= Transverse flow effect =

Helicopter aerodynamic effect

Transverse flow effect is an aerodynamic effect encountered when a helicopter moves horizontally (typically forward) through the air, which causes the rotor disc to roll to the side. It is also known as transverse roll or inflow roll.

Transverse flow effect is not experienced when hovering, because the air above the rotor disc is being pulled down from above (known as induced flow or downwash), and is equally distributed around the rotor disc. The air is descending from above, which has the effect of reducing angle of attack.

However, when the helicopter starts moving into undisturbed air, a portion of the disc is in clean, unaccelerated air, while the remaining portion of the rotor disc is still working on descending air. The part of the disc working on clean air therefore sees a higher angle of attack than the portion of the disc which is working on descending air. The result is that the portion in clean air develops more lift.

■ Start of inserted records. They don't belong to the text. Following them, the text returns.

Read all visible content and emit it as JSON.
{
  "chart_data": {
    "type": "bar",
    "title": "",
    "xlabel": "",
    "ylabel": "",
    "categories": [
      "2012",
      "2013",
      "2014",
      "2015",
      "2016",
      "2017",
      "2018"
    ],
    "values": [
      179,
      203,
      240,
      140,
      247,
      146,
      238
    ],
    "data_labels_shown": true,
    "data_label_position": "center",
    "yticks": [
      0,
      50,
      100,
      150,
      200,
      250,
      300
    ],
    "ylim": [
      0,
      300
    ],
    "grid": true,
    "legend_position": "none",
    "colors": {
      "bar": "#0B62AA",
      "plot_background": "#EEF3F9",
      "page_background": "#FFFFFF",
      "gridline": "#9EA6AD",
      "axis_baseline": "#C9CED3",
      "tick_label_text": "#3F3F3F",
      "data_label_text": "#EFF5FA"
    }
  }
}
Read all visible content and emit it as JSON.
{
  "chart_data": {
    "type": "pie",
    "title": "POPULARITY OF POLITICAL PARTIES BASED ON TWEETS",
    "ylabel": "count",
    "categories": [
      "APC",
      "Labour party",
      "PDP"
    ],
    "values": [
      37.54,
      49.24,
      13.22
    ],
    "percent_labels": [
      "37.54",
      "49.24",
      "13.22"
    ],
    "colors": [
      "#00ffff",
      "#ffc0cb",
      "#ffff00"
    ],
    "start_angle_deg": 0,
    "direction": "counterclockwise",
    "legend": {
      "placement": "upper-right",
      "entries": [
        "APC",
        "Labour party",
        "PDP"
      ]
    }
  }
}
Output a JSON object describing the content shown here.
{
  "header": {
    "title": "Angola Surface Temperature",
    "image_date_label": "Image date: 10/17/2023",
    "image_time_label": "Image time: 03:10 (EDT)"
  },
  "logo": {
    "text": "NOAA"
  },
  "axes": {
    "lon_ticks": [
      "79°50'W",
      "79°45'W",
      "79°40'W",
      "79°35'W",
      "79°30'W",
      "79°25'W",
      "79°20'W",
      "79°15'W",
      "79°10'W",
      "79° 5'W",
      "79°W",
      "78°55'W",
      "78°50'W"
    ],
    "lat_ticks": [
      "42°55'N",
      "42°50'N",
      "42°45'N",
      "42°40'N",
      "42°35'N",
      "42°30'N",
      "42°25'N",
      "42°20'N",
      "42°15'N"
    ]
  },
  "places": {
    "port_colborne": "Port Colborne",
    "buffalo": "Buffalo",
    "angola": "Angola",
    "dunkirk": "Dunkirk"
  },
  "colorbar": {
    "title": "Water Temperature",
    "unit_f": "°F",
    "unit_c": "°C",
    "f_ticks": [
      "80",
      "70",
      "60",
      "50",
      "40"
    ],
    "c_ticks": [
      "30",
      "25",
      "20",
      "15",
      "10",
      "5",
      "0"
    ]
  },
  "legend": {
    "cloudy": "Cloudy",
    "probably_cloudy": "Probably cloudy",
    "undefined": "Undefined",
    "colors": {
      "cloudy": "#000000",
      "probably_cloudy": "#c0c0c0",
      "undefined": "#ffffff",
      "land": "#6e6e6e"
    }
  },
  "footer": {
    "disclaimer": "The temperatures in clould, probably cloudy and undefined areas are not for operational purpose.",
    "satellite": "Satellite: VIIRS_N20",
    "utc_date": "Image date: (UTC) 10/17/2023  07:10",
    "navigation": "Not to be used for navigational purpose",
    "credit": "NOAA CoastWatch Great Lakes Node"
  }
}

The disc rolls to the side, rather than pitching backwards as one might naively expect, because of phase lag. Phase lag is a property of all rotating systems acted upon by a periodic force, which causes the extra lift to be seen up to 90 degrees later in rotor rotation. For systems hinged at the axis of rotation, such as a semi-rigid rotorhead, the phase lag is 90 degrees. For systems that are hinged at some distance from the axis of rotation, such as an articulated rotorhead, the phase lag is less than 90 degrees. In forward flight the pilot will experience either a right or left roll, depending upon whether the rotor of the helicopter rotates counter-clockwise or clockwise respectively. Some sources attribute the roll to gyroscopic precession, however this is not correct: gyroscopic precession always results in a shift of 90 degrees, whereas phase lag can be less than 90 degrees. Gyroscopic precession applies only to rigid systems, but helicopter rotors are not rigid as they are designed to flap up and down.

If a helicopter experiences a crosswind, the transverse flow effect will result in a pitching up or down instead of a roll.

At higher airspeeds, more and more of the rotor disc will be in clean air and the lift differential will decrease, however transverse flow effect will be experienced to some extent across the whole flight envelope. In a typical single rotor helicopter, the effect is greatest just before Effective Translational Lift (ETL).

The difference in lift between the front and rear of the rotor disc also causes a difference in drag, resulting in a vibration between approximately 10-20 knots. However some sources attribute this to ETL rather than transverse flow.